En contraste con la experiencia del norte, en América Latina hay un enfoque floreciente sobre el uso de la bicicleta y la mujer. Por ejemplo, en Bogotá la Secretaría Distrital de la Mujer hace recorridos patrimoniales y simbólicos que han resultado en acciones afirmativas de empoderamiento (Bernal y Gallego, 2017). En Quito, el trabajo de colectivos ciclistas feministas dilucida las realidades en las cuales las mujeres aún intentan enfrentar a la violencia de la ciudad de una forma lúdica (Gamble, 2019). Mientras tanto, usando métodos cuantitativos, se ha descubierto que mujeres en San Pablo se trasladan en bicicleta cuando hay una oferta de infraestructura (Lemos et al., 2017). Sin embargo, el mismo estudio encontró que hay varios factores que impiden viajar en bicicleta para la mujer, como múltiples paradas y el no saber andar en bici. Por último, las experiencias de la movilidad cotidiana de mujeres en la Ciudad de México también muestran que hay un rango de factores, como habilidades, factores físico-espaciales, socioculturales, financieros, organizacionales, temporales y tecnológicos, que representan barreras para la accesibilidad (Vázquez, 2017).
El ciclismo urbano como fenómeno complejo y multifacético nutre la comprensión de las ciudades latinoamericanas, eje privilegiado para la comprensión de las sociedades en su conjunto (Romero, 1976). En América Latina ciclistas se enfrentan no solo con el conflicto automovilista, sino también con un rango de factores que generan dificultades para moverse en la ciudad, incluyendo la escala urbana, la inseguridad, el crimen y diferentes tipos de violencia, como el tráfico abierto o la violencia de género.
La bicicleta no es una solución para todas y todos por razones de capacidades y distancia. También, la región todavía tiene mucho que desarrollar con respeto a la cultura y las infraestructuras ciclistas. Se sigue con problemas de escala y poder político que hacen preguntarse cómo se planifica una ciudad inclusiva ciclista. En este sentido, parece imprescindible explorar los ejemplos de coyunturas sociales, urbanas, económicas, culturales propias a la región que históricamente favorecieron el uso de la bicicleta, pero también los numerosos fenómenos que impidieron su desarrollo.
Sin embargo, la movilidad urbana en América Latina ha evolucionado gracias al papel transformador de la bicicleta. El andar en bicicleta es un vector incontestable de cambio, tanto de manera anticonvencional, como favoreciendo la gentrificación, con relaciones fluctuantes con el poder.
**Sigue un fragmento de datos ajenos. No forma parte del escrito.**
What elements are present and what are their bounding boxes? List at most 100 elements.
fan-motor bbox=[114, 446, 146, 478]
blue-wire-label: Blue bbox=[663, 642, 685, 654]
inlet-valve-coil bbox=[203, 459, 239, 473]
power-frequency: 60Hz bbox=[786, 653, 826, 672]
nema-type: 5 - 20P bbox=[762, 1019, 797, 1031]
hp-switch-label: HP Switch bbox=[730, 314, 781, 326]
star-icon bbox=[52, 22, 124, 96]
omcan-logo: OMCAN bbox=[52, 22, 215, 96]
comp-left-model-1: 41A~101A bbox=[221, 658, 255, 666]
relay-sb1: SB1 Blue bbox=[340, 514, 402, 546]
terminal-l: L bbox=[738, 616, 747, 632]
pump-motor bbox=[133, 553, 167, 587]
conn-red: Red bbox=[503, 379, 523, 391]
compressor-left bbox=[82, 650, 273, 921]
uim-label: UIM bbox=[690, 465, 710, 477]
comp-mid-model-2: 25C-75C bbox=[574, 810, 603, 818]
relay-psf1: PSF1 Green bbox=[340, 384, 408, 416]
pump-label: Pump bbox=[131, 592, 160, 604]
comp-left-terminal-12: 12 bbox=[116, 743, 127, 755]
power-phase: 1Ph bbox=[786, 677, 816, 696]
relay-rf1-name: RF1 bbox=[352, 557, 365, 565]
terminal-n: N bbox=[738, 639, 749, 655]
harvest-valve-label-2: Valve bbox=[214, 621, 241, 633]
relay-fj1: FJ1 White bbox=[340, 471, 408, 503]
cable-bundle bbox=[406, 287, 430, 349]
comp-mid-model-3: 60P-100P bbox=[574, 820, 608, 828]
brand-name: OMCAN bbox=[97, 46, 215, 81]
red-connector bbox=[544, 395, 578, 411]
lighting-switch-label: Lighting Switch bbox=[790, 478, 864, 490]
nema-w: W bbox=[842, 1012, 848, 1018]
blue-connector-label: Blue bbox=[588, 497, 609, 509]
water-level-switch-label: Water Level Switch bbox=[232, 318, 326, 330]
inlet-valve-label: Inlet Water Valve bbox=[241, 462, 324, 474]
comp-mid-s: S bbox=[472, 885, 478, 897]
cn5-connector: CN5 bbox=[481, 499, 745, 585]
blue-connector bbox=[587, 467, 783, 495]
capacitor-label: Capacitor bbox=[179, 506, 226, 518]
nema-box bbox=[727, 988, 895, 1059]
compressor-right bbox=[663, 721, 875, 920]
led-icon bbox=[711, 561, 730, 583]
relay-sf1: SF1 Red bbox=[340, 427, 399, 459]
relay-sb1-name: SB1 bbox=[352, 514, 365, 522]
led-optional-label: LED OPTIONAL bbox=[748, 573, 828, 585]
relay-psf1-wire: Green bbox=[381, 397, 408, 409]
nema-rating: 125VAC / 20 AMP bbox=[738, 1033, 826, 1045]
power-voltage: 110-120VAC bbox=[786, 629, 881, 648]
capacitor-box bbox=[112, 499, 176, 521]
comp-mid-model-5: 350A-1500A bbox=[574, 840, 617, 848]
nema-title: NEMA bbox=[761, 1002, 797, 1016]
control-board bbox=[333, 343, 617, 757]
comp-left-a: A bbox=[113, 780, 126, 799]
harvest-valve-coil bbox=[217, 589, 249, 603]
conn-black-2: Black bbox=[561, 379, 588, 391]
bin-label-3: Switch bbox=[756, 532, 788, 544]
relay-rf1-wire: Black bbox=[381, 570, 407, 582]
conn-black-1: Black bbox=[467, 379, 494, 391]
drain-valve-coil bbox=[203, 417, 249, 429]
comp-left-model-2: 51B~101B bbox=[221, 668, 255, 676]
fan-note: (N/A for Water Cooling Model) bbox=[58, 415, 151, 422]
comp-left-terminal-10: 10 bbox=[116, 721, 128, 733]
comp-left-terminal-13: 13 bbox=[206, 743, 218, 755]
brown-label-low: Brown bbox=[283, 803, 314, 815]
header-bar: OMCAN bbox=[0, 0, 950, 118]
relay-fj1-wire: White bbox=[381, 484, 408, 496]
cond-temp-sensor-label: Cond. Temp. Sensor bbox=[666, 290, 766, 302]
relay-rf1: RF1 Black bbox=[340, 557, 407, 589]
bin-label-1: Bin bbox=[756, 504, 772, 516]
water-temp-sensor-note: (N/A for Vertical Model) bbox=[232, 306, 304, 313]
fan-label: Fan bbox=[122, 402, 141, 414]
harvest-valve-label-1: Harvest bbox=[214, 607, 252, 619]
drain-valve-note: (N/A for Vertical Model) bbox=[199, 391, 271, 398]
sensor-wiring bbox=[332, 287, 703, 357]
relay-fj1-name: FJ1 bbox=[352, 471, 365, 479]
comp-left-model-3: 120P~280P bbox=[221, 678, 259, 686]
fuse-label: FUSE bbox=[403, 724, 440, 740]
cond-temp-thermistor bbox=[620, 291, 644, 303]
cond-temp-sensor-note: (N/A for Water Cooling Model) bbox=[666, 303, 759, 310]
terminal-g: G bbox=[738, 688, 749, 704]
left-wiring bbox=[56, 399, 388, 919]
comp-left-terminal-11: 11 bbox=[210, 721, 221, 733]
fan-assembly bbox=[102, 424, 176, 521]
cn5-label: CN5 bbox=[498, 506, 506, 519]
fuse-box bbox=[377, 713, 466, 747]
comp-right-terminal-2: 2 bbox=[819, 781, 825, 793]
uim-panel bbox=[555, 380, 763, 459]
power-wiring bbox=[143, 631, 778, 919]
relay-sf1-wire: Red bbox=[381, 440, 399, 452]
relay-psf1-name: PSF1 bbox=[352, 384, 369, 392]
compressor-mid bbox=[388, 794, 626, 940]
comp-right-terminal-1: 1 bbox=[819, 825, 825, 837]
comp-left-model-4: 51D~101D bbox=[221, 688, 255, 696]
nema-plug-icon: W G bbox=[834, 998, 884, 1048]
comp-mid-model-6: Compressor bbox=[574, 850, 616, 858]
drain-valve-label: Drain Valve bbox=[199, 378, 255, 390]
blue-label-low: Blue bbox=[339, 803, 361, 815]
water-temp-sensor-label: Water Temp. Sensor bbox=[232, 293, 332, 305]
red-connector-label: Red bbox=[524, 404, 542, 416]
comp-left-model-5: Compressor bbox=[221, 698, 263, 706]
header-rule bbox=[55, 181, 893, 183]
Gracias a las herramientas metodológicas de las ciencias sociales, la investigación se está desplegando en América Latina al mismo tiempo que el ciclismo se está desarrollando nuevamente en el continente.
Parece imprescindible conectar esta práctica en plena expansión con sus raíces locales inexploradas y en particular las distintas formas de conflictividad, constructivas o no, en el espacio público, pero también de marginalidad, social o espacial, que el ciclismo urbano posibilita revelar. El giro cultural, muy presente en la historiografía, permite justamente crear un puente entre análisis de las prácticas actuales e indagaciones del pasado, para ir más allá de las políticas que muy a menudo privilegian medidas técnicas, infraestructuras visibles, olvidando las experiencias personales, las representaciones colectivas y la complejidad histórica de las sociedades que desarrollan el uso utilitario de la bicicleta (Oosterhuis, 2014).